On Thursday, April 11th, 2019 at 6:30 pm, join the Harvard Alumni Architectural and Urban Society for a lecture and book reading of Alexander’s Eye and Ganga’s Descent with Professor Dilip da Cunha.
Dilip da Cunha integrates history, art, cultural studies, hydrology, and geography to tell the story of how rivers have been culturally constructed as lines granted a special role in defining human habitation and everyday practice. What we take to be natural features of the earth's surface, according to da Cunha, are products of human design and a particular way of seeing that has roots stretching as far back as ancient Greek cartography. Although Alexander the Great never saw the Ganges, he conceived of it as a flowing body of water, with sources, destinations, and banks that marked the separation of land from water. This Alexandrine view of the river, da Cunha argues, has been pursued and adopted across time and around the world. With ever more sophisticated mappings of its form and characteristics, the river's essential features are refined and standardized: its source identified by a point; its course depicted as a stroke; and its propensity to flood imagined as the erasure of the boundary between water and land.
While da Cunha's vision of rivers is a global one, he takes an especially close look at the Ganges, as he traces the ways in which it has been pictured, mapped, surveyed, explored, and measured across the millennia. He argues that the articulation of the river Ganges has placed it at odds with Ganga, a "rain terrain" that does not conform to the line of separation, containment, and calibration that are the formalities of a river landscape. By calling rivers into question, da Cunha depicts an ecosystem that is neither land nor water but one of ubiquitous wetness in which rain is held in soil, aquifers, glaciers, snowfields, building materials, agricultural fields, air, and even plants and animals.
"The Invention of Rivers is a radical and timely book that will stimulate considerable debate on matters of the greatest contemporary urgency."

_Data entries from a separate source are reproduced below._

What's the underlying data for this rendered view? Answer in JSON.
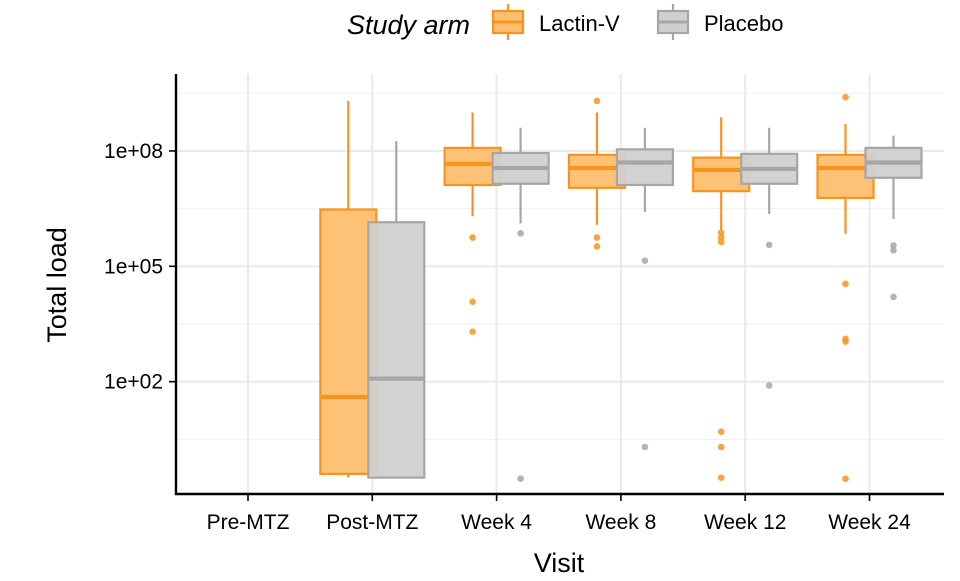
{
  "chart_data": {
    "type": "boxplot",
    "legend": {
      "title": "Study arm",
      "position": "top",
      "entries": [
        "Lactin-V",
        "Placebo"
      ]
    },
    "xlabel": "Visit",
    "ylabel": "Total load",
    "y_scale": "log10",
    "ylim": [
      0.12,
      10000000000
    ],
    "y_ticks": [
      {
        "value": 100,
        "label": "1e+02"
      },
      {
        "value": 100000,
        "label": "1e+05"
      },
      {
        "value": 100000000,
        "label": "1e+08"
      }
    ],
    "grid": true,
    "categories": [
      "Pre-MTZ",
      "Post-MTZ",
      "Week 4",
      "Week 8",
      "Week 12",
      "Week 24"
    ],
    "series": [
      {
        "name": "Lactin-V",
        "color": "#f7941d",
        "fill": "#fdbf6f",
        "boxes": [
          null,
          {
            "lower_whisker": 0.32,
            "q1": 0.4,
            "median": 40,
            "q3": 3000000,
            "upper_whisker": 2000000000,
            "outliers": []
          },
          {
            "lower_whisker": 2000000,
            "q1": 13000000,
            "median": 46000000,
            "q3": 120000000,
            "upper_whisker": 1000000000,
            "outliers": [
              560000,
              12000,
              2000
            ]
          },
          {
            "lower_whisker": 1200000,
            "q1": 11000000,
            "median": 36000000,
            "q3": 79000000,
            "upper_whisker": 1000000000,
            "outliers": [
              560000,
              330000,
              2000000000
            ]
          },
          {
            "lower_whisker": 900000,
            "q1": 9000000,
            "median": 32000000,
            "q3": 67000000,
            "upper_whisker": 750000000,
            "outliers": [
              750000,
              560000,
              430000,
              5,
              2,
              0.32
            ]
          },
          {
            "lower_whisker": 700000,
            "q1": 6000000,
            "median": 36000000,
            "q3": 79000000,
            "upper_whisker": 500000000,
            "outliers": [
              35000,
              1300,
              1100,
              2500000000,
              0.3
            ]
          }
        ]
      },
      {
        "name": "Placebo",
        "color": "#a6a6a6",
        "fill": "#d0d0d0",
        "boxes": [
          null,
          {
            "lower_whisker": 0.32,
            "q1": 0.32,
            "median": 120,
            "q3": 1400000,
            "upper_whisker": 180000000,
            "outliers": []
          },
          {
            "lower_whisker": 1300000,
            "q1": 14000000,
            "median": 36000000,
            "q3": 88000000,
            "upper_whisker": 400000000,
            "outliers": [
              720000,
              0.3
            ]
          },
          {
            "lower_whisker": 2600000,
            "q1": 13000000,
            "median": 50000000,
            "q3": 110000000,
            "upper_whisker": 400000000,
            "outliers": [
              140000,
              2
            ]
          },
          {
            "lower_whisker": 2300000,
            "q1": 14000000,
            "median": 34000000,
            "q3": 84000000,
            "upper_whisker": 400000000,
            "outliers": [
              360000,
              80
            ]
          },
          {
            "lower_whisker": 1700000,
            "q1": 20000000,
            "median": 50000000,
            "q3": 120000000,
            "upper_whisker": 250000000,
            "outliers": [
              350000,
              260000,
              16000
            ]
          }
        ]
      }
    ]
  }
}
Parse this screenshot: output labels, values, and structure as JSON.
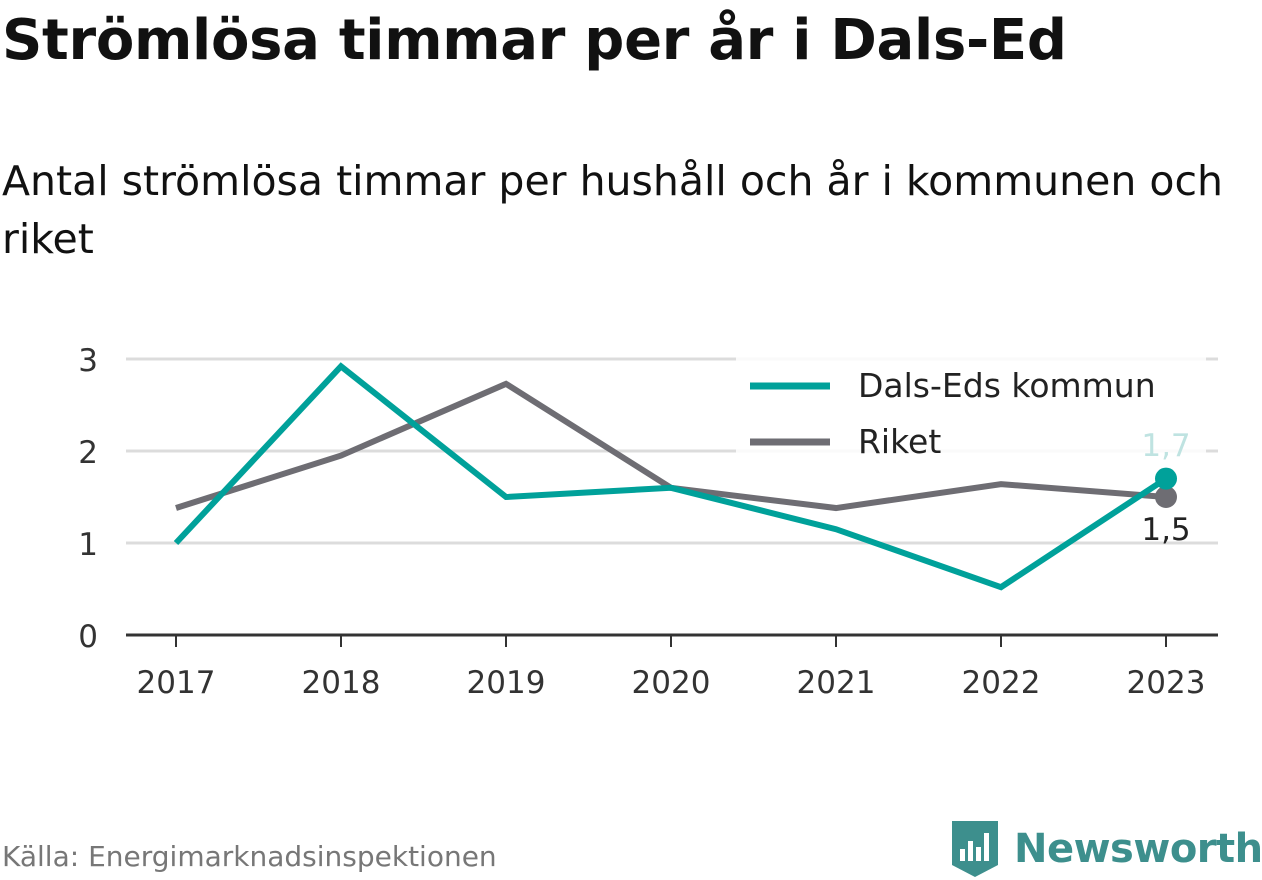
{
  "header": {
    "title": "Strömlösa timmar per år i Dals-Ed",
    "subtitle": "Antal strömlösa timmar per hushåll och år i kommunen och riket"
  },
  "chart_data": {
    "type": "line",
    "categories": [
      "2017",
      "2018",
      "2019",
      "2020",
      "2021",
      "2022",
      "2023"
    ],
    "series": [
      {
        "name": "Dals-Eds kommun",
        "color": "#00a19a",
        "values": [
          1.0,
          2.92,
          1.5,
          1.6,
          1.15,
          0.52,
          1.7
        ]
      },
      {
        "name": "Riket",
        "color": "#6e6d73",
        "values": [
          1.38,
          1.95,
          2.73,
          1.6,
          1.38,
          1.64,
          1.5
        ]
      }
    ],
    "ylim": [
      0,
      3
    ],
    "yticks": [
      "0",
      "1",
      "2",
      "3"
    ],
    "end_labels": [
      "1,7",
      "1,5"
    ],
    "legend_position": "top-right",
    "grid": true
  },
  "footer": {
    "source": "Källa: Energimarknadsinspektionen",
    "brand": "Newsworthy",
    "brand_icon": "newsworthy-logo-icon"
  }
}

— Arjun Appadurai, New York University
"A highly original argument and extraordinary piece of scholarship that comes at a time when rain is behaving unpredictably and challenging humanity's attempt to contain it within banks. It offers an alternative way of thinking about our relationship with the hydrological cycle and of living with wetness."
— Lindsay Bremner, University of Westminster
637 West 27th Street, Ground Floor Gallery
Doors will open at 6:00 PM and the reading will begin promptly at 6:30. The reading will be followed by a reception with complimentary drinks and light snacks.
Dilip da Cunha is an architect and planner. He is co-director of the Risk and Resilience program at the Graduate School of Design, Harvard University, and Adjunct Professor at the GSAPP, Columbia University. He is author with Anuradha Mathur of Mississippi Floods: Designing a Shifting Landscape (2001); Deccan Traverses: The Making of Bangalore’s Terrain (2006); Soak: Mumbai in an Estuary (2009); and Design in the Terrain of Water (2014). His new book, The Invention of Rivers: Alexander’s Eye and Ganga’s Descent, was just published by the University of Pennsylvania Press (www.upenn.edu/pennpress/book/15913.html).
In 2017, da Cunha along with Anuradha Mathur received a Pew Fellowship Grant in recognition of their collaborative work. They are currently working on a multimedia exhibition titled The Ocean of Rain.